En attendant l’après-ski

À la recherche d'une formeCaractères

8 mars 2024

Ça commence par des embouteillages. À moins qu’on ait eu la prévoyance et le privilège de tirer au sort un ticket de train, tous liquidés dès trente minutes après leur mise en vente, si bien qu’on a dû se résigner à la bagnole, qui nous épargnait au moins, s’il faut absolument voir le verre à moitié plein, le transfert à pied, entre escales, d’un barda d’enfer, ballotés d’abord par les reflux imprévisibles de la gare, anxieusement tendus ensuite vers le repérage des places, dans le wagon qui d’entrée sature, jonché d’équipements massifs : les énormes valises pleines à craquer de masques, casques, gants, pulls et bonnets, et même les skis et les chaussures pour les plus acharnés ; autant dire des grandes lattes et des enclumes qu’on ne sait par où agripper pour les soulever.

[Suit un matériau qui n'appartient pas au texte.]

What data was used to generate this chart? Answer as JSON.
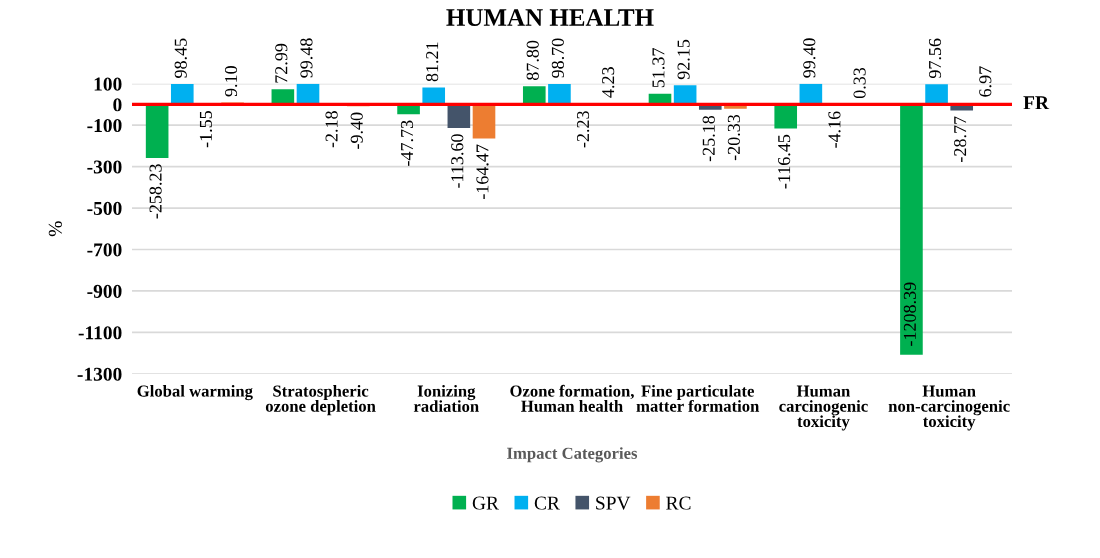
{
  "chart_data": {
    "type": "bar",
    "title": "HUMAN HEALTH",
    "xlabel": "Impact Categories",
    "ylabel": "%",
    "categories": [
      "Global warming",
      "Stratospheric ozone depletion",
      "Ionizing radiation",
      "Ozone formation, Human health",
      "Fine particulate matter formation",
      "Human carcinogenic toxicity",
      "Human non-carcinogenic toxicity"
    ],
    "series": [
      {
        "name": "GR",
        "color": "#00b050",
        "values": [
          -258.23,
          72.99,
          -47.73,
          87.8,
          51.37,
          -116.45,
          -1208.39
        ],
        "value_labels": [
          "-258.23",
          "72.99",
          "-47.73",
          "87.80",
          "51.37",
          "-116.45",
          "-1208.39"
        ]
      },
      {
        "name": "CR",
        "color": "#00b0f0",
        "values": [
          98.45,
          99.48,
          81.21,
          98.7,
          92.15,
          99.4,
          97.56
        ],
        "value_labels": [
          "98.45",
          "99.48",
          "81.21",
          "98.70",
          "92.15",
          "99.40",
          "97.56"
        ]
      },
      {
        "name": "SPV",
        "color": "#44546a",
        "values": [
          -1.55,
          -2.18,
          -113.6,
          -2.23,
          -25.18,
          -4.16,
          -28.77
        ],
        "value_labels": [
          "-1.55",
          "-2.18",
          "-113.60",
          "-2.23",
          "-25.18",
          "-4.16",
          "-28.77"
        ]
      },
      {
        "name": "RC",
        "color": "#ed7d31",
        "values": [
          9.1,
          -9.4,
          -164.47,
          4.23,
          -20.33,
          0.33,
          6.97
        ],
        "value_labels": [
          "9.10",
          "-9.40",
          "-164.47",
          "4.23",
          "-20.33",
          "0.33",
          "6.97"
        ]
      }
    ],
    "ylim": [
      -1300,
      100
    ],
    "yticks": [
      100,
      0,
      -100,
      -300,
      -500,
      -700,
      -900,
      -1100,
      -1300
    ],
    "ref_lines": [
      {
        "axis": "y",
        "value": 0,
        "label": "FR",
        "color": "#ff0000"
      }
    ],
    "grid": "y",
    "legend": "bottom"
  }
}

On mesure déjà le niveau de fétichisme du skieur propriétaire, non pas de son chalet cossu au pied des pistes, mais, à défaut, de cet attirail si malcommode à transporter qu’il trimballe comme sur le Calvaire d’un bout à l’autre de la France, et avec le sourire encore (au moins Jésus n’avait-il pas, en sus de la croix, à se traîner une de ces horribles paires de groles !).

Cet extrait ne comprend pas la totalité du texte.